Com contrarrazões da acusação (id. 158204666), os autos vieram a esta Corte Regional.

A Procuradoria Regional da República manifestou-se pelo desprovimento do recurso (id. 158964865).

É o relatório.

À revisão, nos termos regimentais.

 

 

 

 

 

 

 

 

 


 PODER JUDICIÁRIO
Tribunal Regional Federal da 3ª Região
5ª Turma
 

APELAÇÃO CRIMINAL (417) Nº 5005947-64.2019.4.03.6110

RELATOR: Gab. 17 - DES. FED. MAURICIO KATO

APELANTE: JOSE CLAUDINEI VIEIRA

APELADO: MINISTERIO PUBLICO FEDERAL - PR/SP

OUTROS PARTICIPANTES:

 

 

V O T O

 

Consta dos autos que José Claudinei Vieira foi denunciado pela prática do crime previsto no artigo 334-A, §1º, inciso IV, do Código Penal, porque, no dia 19 de agosto de 2019, por volta de 00h01, na residência localizada na Rua Manoel de Campos, 348, no município de Itapetininga/SP, mantinha em depósito, com objetivo comercial, mercadoria de origem estrangeira introduzidas clandestinamente no território nacional, consistente em 1.039 (um mil e trinta e nove) maços de cigarros, sendo 693 (seiscentos e noventa e três) da marca Eight, 326 (trezentos e vinte e seis) da marca Might e 20 (vinte) da marca (id. 158204603).

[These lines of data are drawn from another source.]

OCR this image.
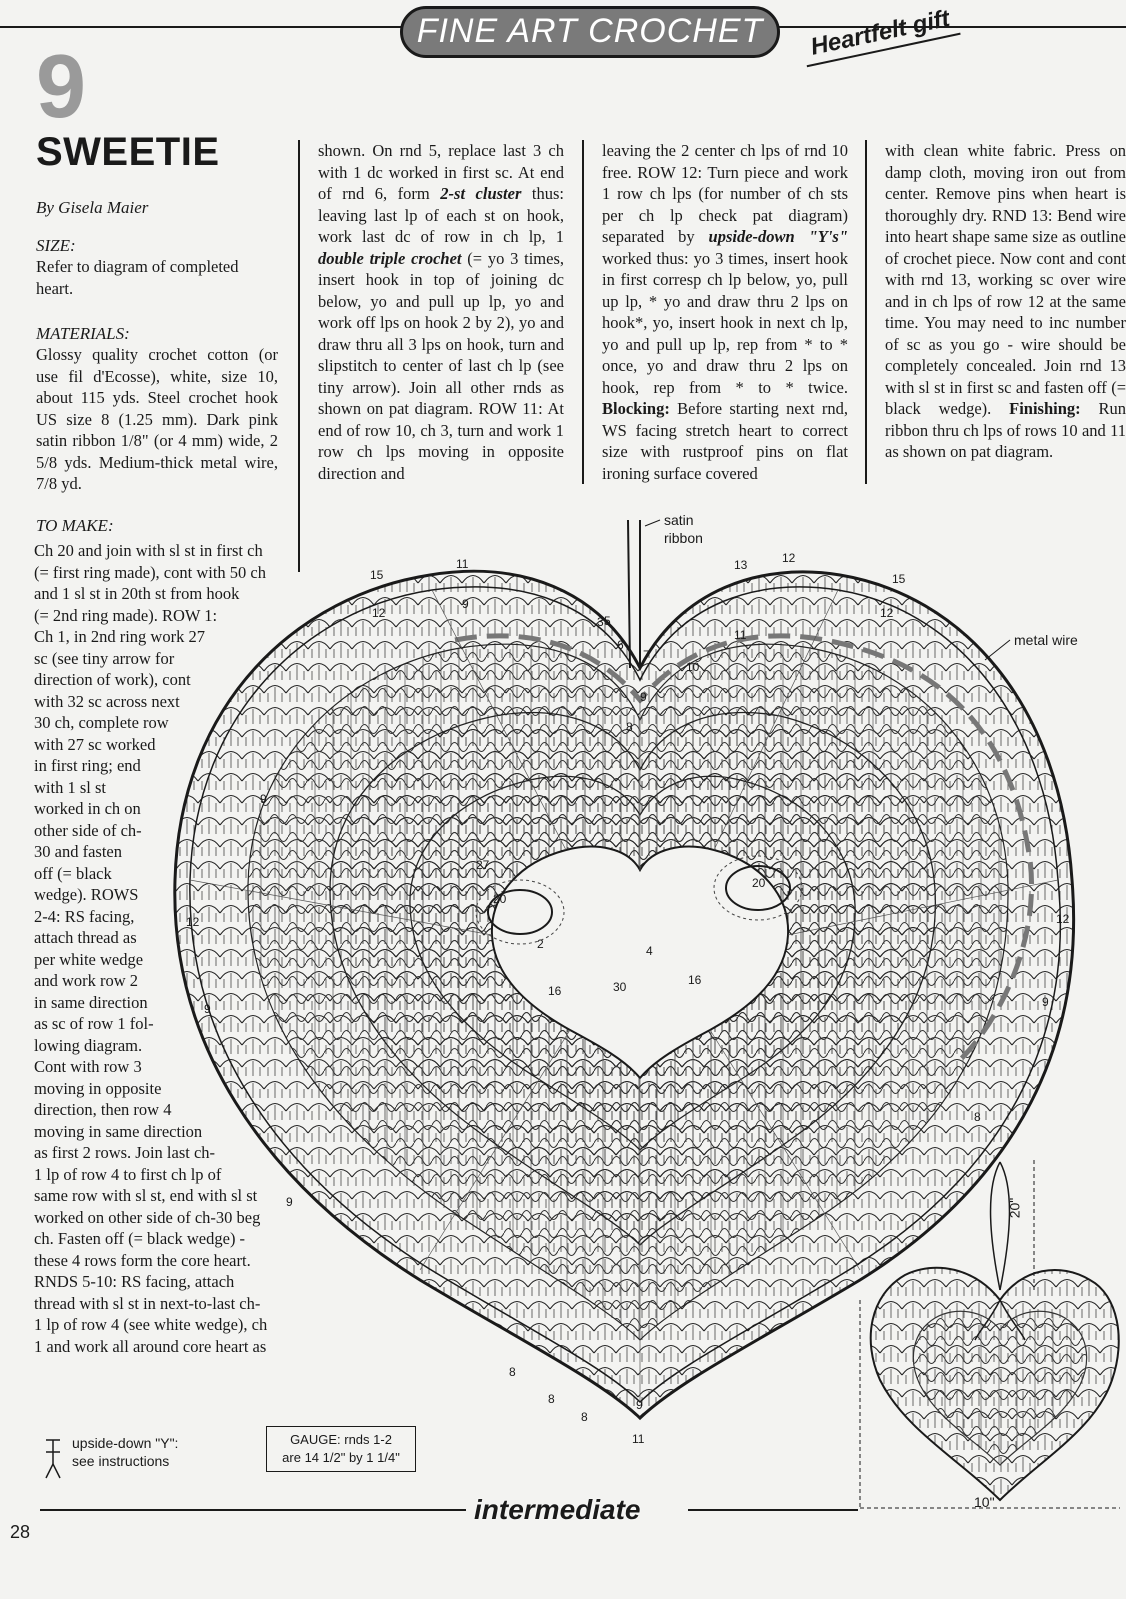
FINE ART CROCHET	Heartfelt gift
9
SWEETIE
By Gisela Maier
SIZE:

Refer to diagram of completed heart.

MATERIALS:

Glossy quality crochet cotton (or use fil d'Ecosse), white, size 10, about 115 yds. Steel crochet hook US size 8 (1.25 mm). Dark pink satin ribbon 1/8" (or 4 mm) wide, 2 5/8 yds. Medium-thick metal wire, 7/8 yd.

TO MAKE:
Ch 20 and join with sl st in first ch
(= first ring made), cont with 50 ch
and 1 sl st in 20th st from hook
(= 2nd ring made). ROW 1:
Ch 1, in 2nd ring work 27
sc (see tiny arrow for
direction of work), cont
with 32 sc across next
30 ch, complete row
with 27 sc worked
in first ring; end
with 1 sl st
worked in ch on
other side of ch-
30 and fasten
off (= black
wedge). ROWS
2-4: RS facing,
attach thread as
per white wedge
and work row 2
in same direction
as sc of row 1 fol-
lowing diagram.
Cont with row 3
moving in opposite
direction, then row 4
moving in same direction
as first 2 rows. Join last ch-
1 lp of row 4 to first ch lp of
same row with sl st, end with sl st
worked on other side of ch-30 beg
ch. Fasten off (= black wedge) -
these 4 rows form the core heart.
RNDS 5-10: RS facing, attach
thread with sl st in next-to-last ch-
1 lp of row 4 (see white wedge), ch
1 and work all around core heart as
shown. On rnd 5, replace last 3 ch with 1 dc worked in first sc. At end of rnd 6, form 2-st cluster thus: leaving last lp of each st on hook, work last dc of row in ch lp, 1 double triple crochet (= yo 3 times, insert hook in top of joining dc below, yo and pull up lp, yo and work off lps on hook 2 by 2), yo and draw thru all 3 lps on hook, turn and slipstitch to center of last ch lp (see tiny arrow). Join all other rnds as shown on pat diagram. ROW 11: At end of row 10, ch 3, turn and work 1 row ch lps moving in opposite direction and
leaving the 2 center ch lps of rnd 10 free. ROW 12: Turn piece and work 1 row ch lps (for number of ch sts per ch lp check pat diagram) separated by upside-down "Y's" worked thus: yo 3 times, insert hook in first corresp ch lp below, yo, pull up lp, * yo and draw thru 2 lps on hook*, yo, insert hook in next ch lp, yo and pull up lp, rep from * to * once, yo and draw thru 2 lps on hook, rep from * to * twice. Blocking: Before starting next rnd, WS facing stretch heart to correct size with rustproof pins on flat ironing surface covered
with clean white fabric. Press on damp cloth, moving iron out from center. Remove pins when heart is thoroughly dry. RND 13: Bend wire into heart shape same size as outline of crochet piece. Now cont and cont with rnd 13, working sc over wire and in ch lps of row 12 at the same time. You may need to inc number of sc as you go - wire should be completely concealed. Join rnd 13 with sl st in first sc and fasten off (= black wedge). Finishing: Run ribbon thru ch lps of rows 10 and 11 as shown on pat diagram.
satin
ribbon
metal wire
15
11
9
12
13	12
15
12
11
10
9
8
7
6
5
3
27
20
20
16	30	16
4
2
12	12
9
9
9
9
8
8
8
8
9
11
20"
10"
upside-down "Y":
see instructions
GAUGE: rnds 1-2
are 14 1/2" by 1 1/4"
intermediate
28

Narra a exordial que os policiais militares, no exercício de suas atribuições, abordaram o réu e Cícero Nunes de Barros Junior, e apreenderam uma grande quantidade de entorpecentes, sendo que nesta mesma oportunidade, na diligência policial na residência do réu, os cigarros contrabandeados foram encontrados.

Conclui o Ministério Público Federal que a mercadoria foi avaliada em R$ 4.145,61 (quatro mil, cento e quarenta e cinco reais e sessenta e um centavos), sendo o total de tributos iludidos estimado em R$ 3.653,98 (três mil, seiscentos e cinquenta e três reais e noventa e oito centavos).

Após regular instrução, sobreveio sentença que condenou o réu José Claudinei Vieira pela prática do crime previsto no artigo 334-A, §1º, inciso IV, do Código Penal, à pena privativa de liberdade de 3 (três) anos, 8 (oito) meses e 10 (dez) dias de reclusão, em regime inicial fechado.

Passo às matérias devolvidas.

A defesa requer a desclassificação da conduta do art. 334-A, § 1º, inciso IV, do Código Penal para a do delito de descaminho (artigo 334, do Código Penal), com a aplicação do princípio da insignificância.

Sem razão.

A internação no País de cigarros de origem estrangeira é proibida e configura o crime de contrabando (importar ou exportar mercadoria proibida), pois se trata de produto sem registro perante a autoridade sanitária brasileira, por pessoa não autorizada e com intuito comercial, nos termos dos preceitos constantes nos artigos 44 a 53 da Lei nº 9.532/97 (legislação tributária federal) e no Regulamento Aduaneiro, aprovado pelo Decreto nº 6.759, de 05/02/2009, que dispõe sobre a administração das atividades aduaneiras e a fiscalização, o controle e a tributação das operações de comércio exterior.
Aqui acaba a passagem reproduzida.